Au final, cette controverse par voie de presse est un bon exemple du processus de création discursive qui se fait jour au xviiie siècle autour des vins fins. Voilà un propriétaire entreprenant qui a compris la force de l’écrit et qui produit du savoir sur son propre vin, en donnant aux prescripteurs ce qu’ils veulent entendre, à savoir la création d’un vin raffiné, moderne et clairement identifié par son nom.
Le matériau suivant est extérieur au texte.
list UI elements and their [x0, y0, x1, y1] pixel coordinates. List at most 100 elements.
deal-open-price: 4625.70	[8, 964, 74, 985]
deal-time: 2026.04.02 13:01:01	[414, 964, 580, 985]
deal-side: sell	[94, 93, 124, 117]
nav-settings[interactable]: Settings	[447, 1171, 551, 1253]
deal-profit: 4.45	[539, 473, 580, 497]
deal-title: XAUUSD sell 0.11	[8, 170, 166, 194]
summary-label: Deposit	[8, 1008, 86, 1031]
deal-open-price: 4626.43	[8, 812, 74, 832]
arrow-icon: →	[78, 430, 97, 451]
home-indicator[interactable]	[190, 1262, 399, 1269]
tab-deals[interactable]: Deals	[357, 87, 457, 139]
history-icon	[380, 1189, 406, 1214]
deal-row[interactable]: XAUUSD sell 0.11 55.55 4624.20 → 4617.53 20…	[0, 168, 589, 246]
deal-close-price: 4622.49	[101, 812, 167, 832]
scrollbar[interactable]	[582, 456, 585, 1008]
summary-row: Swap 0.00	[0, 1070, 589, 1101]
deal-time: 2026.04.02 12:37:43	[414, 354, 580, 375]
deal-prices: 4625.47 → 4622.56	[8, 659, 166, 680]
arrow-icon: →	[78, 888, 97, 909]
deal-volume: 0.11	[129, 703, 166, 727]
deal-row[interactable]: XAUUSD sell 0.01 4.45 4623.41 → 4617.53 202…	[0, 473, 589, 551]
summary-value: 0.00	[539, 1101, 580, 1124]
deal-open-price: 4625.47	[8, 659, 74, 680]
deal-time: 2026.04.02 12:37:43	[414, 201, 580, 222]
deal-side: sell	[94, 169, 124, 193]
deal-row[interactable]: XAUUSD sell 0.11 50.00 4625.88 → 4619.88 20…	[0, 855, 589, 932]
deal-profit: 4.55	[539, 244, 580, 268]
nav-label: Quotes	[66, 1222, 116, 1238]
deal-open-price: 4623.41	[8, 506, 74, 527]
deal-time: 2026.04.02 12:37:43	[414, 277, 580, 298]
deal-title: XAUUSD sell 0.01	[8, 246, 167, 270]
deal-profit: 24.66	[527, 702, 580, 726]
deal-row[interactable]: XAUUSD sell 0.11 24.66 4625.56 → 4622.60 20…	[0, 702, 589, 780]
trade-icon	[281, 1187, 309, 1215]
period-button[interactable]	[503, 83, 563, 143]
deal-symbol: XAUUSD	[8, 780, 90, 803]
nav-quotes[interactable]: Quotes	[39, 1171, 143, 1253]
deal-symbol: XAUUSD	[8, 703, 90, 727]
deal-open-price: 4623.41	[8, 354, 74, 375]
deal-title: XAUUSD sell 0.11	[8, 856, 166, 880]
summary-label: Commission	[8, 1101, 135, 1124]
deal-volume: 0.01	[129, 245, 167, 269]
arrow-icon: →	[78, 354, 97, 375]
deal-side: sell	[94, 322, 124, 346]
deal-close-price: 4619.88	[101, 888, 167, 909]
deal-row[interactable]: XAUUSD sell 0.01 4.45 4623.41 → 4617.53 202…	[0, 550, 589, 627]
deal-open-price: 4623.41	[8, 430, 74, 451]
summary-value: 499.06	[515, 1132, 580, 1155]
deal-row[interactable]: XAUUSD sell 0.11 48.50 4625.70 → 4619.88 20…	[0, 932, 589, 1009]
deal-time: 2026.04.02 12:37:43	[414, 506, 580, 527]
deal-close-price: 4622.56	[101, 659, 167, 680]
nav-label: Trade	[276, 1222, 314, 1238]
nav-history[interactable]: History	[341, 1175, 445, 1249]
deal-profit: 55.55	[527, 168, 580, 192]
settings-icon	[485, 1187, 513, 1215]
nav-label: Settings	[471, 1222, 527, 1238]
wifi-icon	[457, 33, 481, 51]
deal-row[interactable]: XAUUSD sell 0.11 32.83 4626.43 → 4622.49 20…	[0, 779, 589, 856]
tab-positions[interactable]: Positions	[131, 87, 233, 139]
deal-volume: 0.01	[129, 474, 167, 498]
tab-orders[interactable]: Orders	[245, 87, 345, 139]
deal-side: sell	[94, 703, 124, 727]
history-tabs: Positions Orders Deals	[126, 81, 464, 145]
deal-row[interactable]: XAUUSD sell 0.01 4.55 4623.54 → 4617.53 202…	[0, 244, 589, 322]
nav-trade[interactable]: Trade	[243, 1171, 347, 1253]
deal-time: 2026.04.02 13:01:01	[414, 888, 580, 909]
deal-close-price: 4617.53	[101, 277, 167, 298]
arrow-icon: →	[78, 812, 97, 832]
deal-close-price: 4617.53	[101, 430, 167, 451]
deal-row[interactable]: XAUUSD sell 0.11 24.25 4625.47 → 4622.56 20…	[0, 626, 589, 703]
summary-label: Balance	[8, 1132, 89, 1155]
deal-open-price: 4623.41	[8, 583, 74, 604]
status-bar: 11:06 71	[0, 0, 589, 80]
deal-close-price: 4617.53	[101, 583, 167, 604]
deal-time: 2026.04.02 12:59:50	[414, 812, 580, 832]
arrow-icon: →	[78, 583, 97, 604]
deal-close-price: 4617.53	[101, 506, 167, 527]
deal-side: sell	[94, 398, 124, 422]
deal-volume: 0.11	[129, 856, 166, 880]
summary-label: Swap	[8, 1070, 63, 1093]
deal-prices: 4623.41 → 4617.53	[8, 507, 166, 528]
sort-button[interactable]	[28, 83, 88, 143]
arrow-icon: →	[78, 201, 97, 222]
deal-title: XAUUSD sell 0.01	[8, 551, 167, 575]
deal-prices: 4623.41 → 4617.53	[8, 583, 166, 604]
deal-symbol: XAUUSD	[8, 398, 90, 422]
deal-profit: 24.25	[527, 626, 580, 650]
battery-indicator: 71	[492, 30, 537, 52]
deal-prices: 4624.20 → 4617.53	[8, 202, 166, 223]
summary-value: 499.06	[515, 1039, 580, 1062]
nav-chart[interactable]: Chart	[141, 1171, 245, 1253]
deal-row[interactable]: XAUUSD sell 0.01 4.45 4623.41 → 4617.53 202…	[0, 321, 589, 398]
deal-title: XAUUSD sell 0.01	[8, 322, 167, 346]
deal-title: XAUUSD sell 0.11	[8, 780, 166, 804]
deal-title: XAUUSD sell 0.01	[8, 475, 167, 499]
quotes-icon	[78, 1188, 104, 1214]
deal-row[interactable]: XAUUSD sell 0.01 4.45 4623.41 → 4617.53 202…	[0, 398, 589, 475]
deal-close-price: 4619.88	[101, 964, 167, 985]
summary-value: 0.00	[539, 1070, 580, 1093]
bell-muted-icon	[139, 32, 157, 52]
Cela montre tout l’investissement de capital nécessaire qui se cache, du côté de l’offre, derrière l’émergence des grands vins au xviiie siècle : investissement dans l’offre matérielle d’abord, consistant en l’acquisition de foncier dans les meilleurs endroits, pour y améliorer les sols et y pratiquer une vinification moderne, mais aussi investissement, moins bien connu, dans l’offre culturelle, qui vise à fabriquer et à diffuser du discours pour isoler un produit dans la galaxie de la gamme mise à disposition de la demande.